Exploiting epitaxial strained germanium for scaling low noise spin qubits at the micron-scale

Disorder in the heterogeneous material stack of semiconductor spin qubit systems introduces noise that compromises quantum information processing, posing a challenge to coherently control large-scale quantum devices. Here, we exploit low-disorder epitaxial strained quantum wells in Ge/SiGe heterostructures grown on Ge wafers to comprehensively probe the noise properties of complex micron-scale devices comprising of up to ten quantum dots and four rf-charge sensors arranged in a two-dimensional array.

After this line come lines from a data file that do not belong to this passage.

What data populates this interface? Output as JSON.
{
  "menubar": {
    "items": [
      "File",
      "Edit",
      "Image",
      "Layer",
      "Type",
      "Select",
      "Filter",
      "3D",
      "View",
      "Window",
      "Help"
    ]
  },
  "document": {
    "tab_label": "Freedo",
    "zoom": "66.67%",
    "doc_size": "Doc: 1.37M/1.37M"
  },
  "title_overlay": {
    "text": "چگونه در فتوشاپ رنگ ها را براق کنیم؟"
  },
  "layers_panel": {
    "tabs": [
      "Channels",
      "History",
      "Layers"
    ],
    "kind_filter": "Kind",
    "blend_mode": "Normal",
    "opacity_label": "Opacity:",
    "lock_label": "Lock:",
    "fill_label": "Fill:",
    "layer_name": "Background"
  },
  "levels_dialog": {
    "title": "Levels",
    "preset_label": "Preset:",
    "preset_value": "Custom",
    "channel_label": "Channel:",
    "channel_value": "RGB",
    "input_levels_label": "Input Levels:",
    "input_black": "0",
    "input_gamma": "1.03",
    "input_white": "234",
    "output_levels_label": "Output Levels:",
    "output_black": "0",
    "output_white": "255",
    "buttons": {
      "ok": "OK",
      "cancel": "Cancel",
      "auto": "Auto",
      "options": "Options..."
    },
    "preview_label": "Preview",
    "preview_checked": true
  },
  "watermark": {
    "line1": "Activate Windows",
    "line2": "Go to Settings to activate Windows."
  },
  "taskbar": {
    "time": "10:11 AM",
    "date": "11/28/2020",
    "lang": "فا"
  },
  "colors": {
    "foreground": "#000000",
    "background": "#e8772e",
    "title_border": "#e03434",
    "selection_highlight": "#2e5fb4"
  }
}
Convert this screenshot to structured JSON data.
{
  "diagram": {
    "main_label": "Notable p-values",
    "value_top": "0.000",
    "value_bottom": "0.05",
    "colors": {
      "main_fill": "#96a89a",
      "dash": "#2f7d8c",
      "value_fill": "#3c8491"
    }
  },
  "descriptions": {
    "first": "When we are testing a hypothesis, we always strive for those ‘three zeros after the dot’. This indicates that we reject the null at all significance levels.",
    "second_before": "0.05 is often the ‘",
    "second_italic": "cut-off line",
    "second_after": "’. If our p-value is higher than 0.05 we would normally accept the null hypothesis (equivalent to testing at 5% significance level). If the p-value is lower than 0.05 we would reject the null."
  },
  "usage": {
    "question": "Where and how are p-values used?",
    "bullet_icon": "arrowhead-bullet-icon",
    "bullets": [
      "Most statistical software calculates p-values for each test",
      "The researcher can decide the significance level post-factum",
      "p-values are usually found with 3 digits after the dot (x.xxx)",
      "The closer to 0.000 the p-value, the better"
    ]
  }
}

We demonstrate an average charge noise of $\sqrt{S_{0}}=0.3(1)$ $\mu\mathrm{eV}/\sqrt{\mathrm{Hz}}$ at 1 Hz across different locations on the wafer, providing a benchmark for quantum confined holes. We then establish hole-spin qubit control in these heterostructures and extend our investigation from electrical to magnetic noise through spin echo measurements. Exploiting dynamical decoupling sequences, we quantify the power spectral density components arising from the hyperfine interaction with $^{73}$Ge spinful isotopes and identify coherence modulations associated with the interaction with the $^{29}$Si nuclear spin bath near the Ge quantum well. We estimate an integrated hyperfine noise amplitude $\sigma_f$ of 180(8) kHz from $^{73}$Ge and of 47(5) kHz from $^{29}$Si, underscoring the need for full isotopic purification of the qubit host environment.